Let $F$ be a finite set and $\leq$ a partial order on $F$. Then there is a $\leq$-maximal element in $F$.

Proof: Suppose not. Then for every $x\in F$ there is $x'\in F$ with $x'>x$. So you can build a sequence $(x_1,x_2,x_3,\ldots)$ with $x_{n+1}>x_n$ for all $n$ and all terms are distinct, contradicting the finiteness of $F$.

Now this proof obviously doesn't work for infinite sets and there are infinite partially ordered sets without a maximal element. But let's make the assumption of Zorn's lemma that every chain has an upper bound and see what we can do with it.
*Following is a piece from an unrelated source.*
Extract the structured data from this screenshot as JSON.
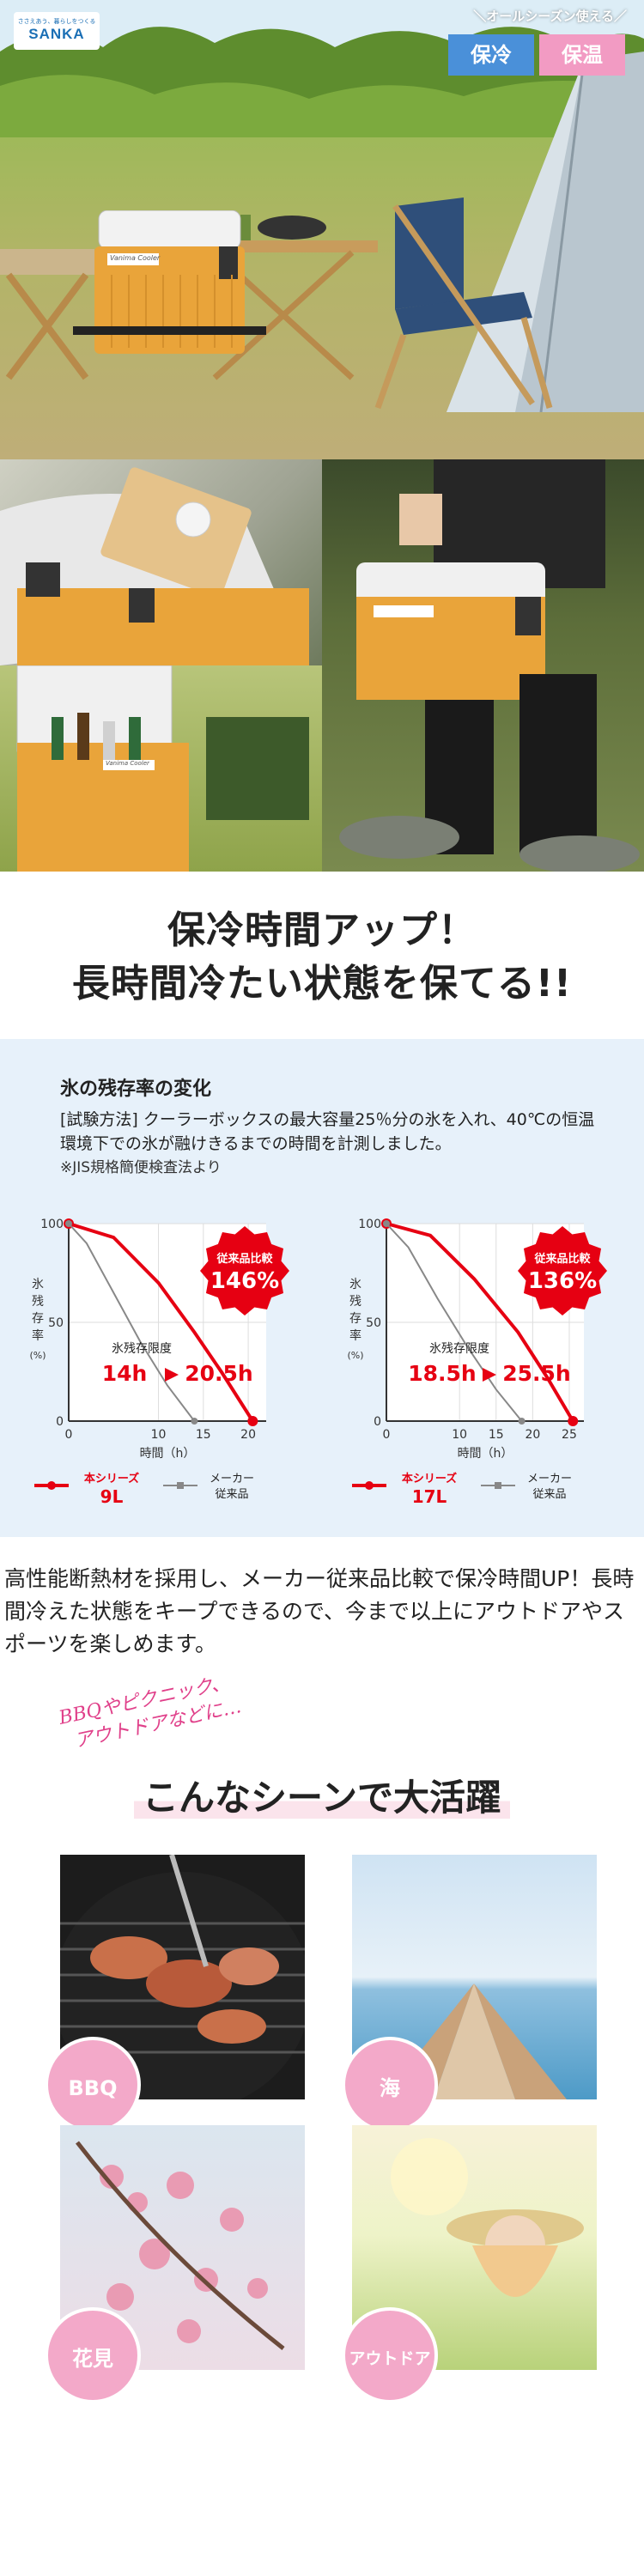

Suppose we have created the sequence $(x_1,x_2,\ldots)$ in an infinite partially ordered set $(X,\leq)$ satisfying the conditon of Zorn's lemma but without a maximal element (we use the Axiom of choice to choose larger and larger elements). Such a sequence is consistent. But the set $\{x_1,x_2,\ldots\}$ is a chain, so there is an element larger than every element in this sequence. Now we employ heavy set theoretic machinery, the theory of ordinals to create a transfinite sequence of the form $(x_1,x_2,\ldots,x_\omega)$.Since there is no maximal element we can construct a larger transfinite sequence $(x_1,x_2,\ldots,x_\omega,x_{\omega+1})$. And we can proceed this way to get larger and larger transfinite sequences, and all terms are always distinct. Eventually, we get a transfinite sequence with more distinct terms than elements in $X$, which gives us a contradiction.

The axiom of choice is used for selecting for each element a larger one. In the finite case, this selection exists by induction alone.

This can be made into a rigorous proof. An accessible book containing this proof is for example "Introduction to Set Theory" by Jech and Hrbacek.